STATEN ISLAND — Alicia Palermo-Reddy preps patients for ambulatory surgery and she recently noticed two, middle-aged women who seemed sad and withdrawn. The husband of one tried to explain.
“And he started to cry,” the nurse said, as she struggled to contain her own emotions. “And he said that they just buried their son. It was like three weeks before.”
The son had died from an opioid overdose, a scourge that has hit Staten Island especially hard. Every day, 115 Americans die from an opioid OD—whether it be pain pills, heroin, or the incredibly lethal fentanyl.
So for the last few years, Palermo-Reddy, who told us she has three nephews addicted to opioids, has crafted a forum she calls “Scared Straight” — where the speakers tell horror stories from the opioid battle zone.
If the term sounds familiar, it should be.
In the 1970s, an Oscar-winning documentary of the same name followed tough-talking inmates in New Jersey’s Rahway State Prison, as they tried to scare young prisoners with a chance at freedom into staying straight.
Kevin Moran, director of Scalia Home for Funerals on the island’s South Shore, recalled all the teens and 20-somethings he has buried, along with dads and moms in their 40s and 50s.
He recalls a time in 2014, when he was averaging five to six funerals a month that were opioid related.
“It could be someone who wears a suit who’s an accountant, a lawyer or a teacher,” Moran had told PIX11 during an interview at the funeral home, “as opposed to a ‘space cadet’ walking around in ‘zombie land.’”
Moran noted most of the toxicology reports on the dead people he’s buried in recent years showed fentanyl in the user’s system.
“I’ve had people with rat poison in them” Moran noted.
He also spoke of how disturbing it is to go into a parking lot during some funerals and see mourners snorting cocaine, smoking joints, or dipping into coolers for scotch and Jack Daniels.
“I try to create a forum to try and scare the kids to never try alcohol or pot,” Palermo-Reddy said. “I have not come across one addict that didn’t start with alcohol or smoking marijuana.”
One of those addicts was Kevin Parker, now 31.
Parker told PIX11 when he was 18, his car hit a bus “head on” and he went to a doctor for help with pain management. He got his first Percocet prescription.
By the time he was 22, he said he needed two, 30mg pills of the powerful opioid Oxycodone just to get out of bed.

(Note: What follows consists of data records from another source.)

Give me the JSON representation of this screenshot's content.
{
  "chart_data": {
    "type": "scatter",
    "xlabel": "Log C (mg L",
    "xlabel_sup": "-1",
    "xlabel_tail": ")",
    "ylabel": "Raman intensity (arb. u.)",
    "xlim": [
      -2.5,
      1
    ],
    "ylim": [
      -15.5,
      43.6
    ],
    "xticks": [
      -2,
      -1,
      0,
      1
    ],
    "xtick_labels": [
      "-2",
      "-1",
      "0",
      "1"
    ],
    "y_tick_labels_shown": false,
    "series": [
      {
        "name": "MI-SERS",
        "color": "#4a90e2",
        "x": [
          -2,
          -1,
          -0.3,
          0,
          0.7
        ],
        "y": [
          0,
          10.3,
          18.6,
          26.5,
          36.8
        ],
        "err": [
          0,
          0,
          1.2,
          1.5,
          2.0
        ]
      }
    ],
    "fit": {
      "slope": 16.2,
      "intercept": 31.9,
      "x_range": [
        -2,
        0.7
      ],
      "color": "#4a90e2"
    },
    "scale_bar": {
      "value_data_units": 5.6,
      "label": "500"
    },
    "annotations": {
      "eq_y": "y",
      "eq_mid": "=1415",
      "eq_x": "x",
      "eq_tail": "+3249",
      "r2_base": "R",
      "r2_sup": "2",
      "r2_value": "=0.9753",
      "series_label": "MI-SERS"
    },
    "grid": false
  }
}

He overdosed four times, the last time nearly killing him, in November 2011.
“I had multi-organ failure. My brain was frying. I had sepsis in the blood. I had 40 percent oxygen to the brain,” Parker recalled.
“They said if I survived, I’d be a complete vegetable and lose all four of my limbs.”
Parker lost one limb.
“I lost my left leg, I’m a below the knee amputee,” Parker said, “and I have irreparable nerve damage in my right leg.”
Parker also lost his left gluteus because of bed sores.
He told us he was in a coma for several weeks, before his leg was amputated.
“The only thing I remember when I was in a coma was my mother singing to me,” Parker said, “and I didn’t know what it was at the time, but it was so relieving and peaceful.”
He said waking up and seeing his mother’s face was a source of great comfort, and it was also a game changer.
“I seen the look in my mother’s eyes, and I would never want to put anyone through that again.”
PIX11 has reported the opioid crisis has spawned a generation of orphans on Staten Island and elsewhere. On Tuesday night, we observed two baby carriages among the crowd assembled in St. Peter’s school gym on Henderson Avenue.
We couldn’t help but hope the tiniest among us will never know the grip of an opioid addiction.
The school children in the crowd seemed as young as 10.
“Education is all we have right now,” Alicia Palermo-Reddy said.
Kevin Parker, meantime, got his college degree after surviving that 2011 overdose. He’s now a certified “life coach.”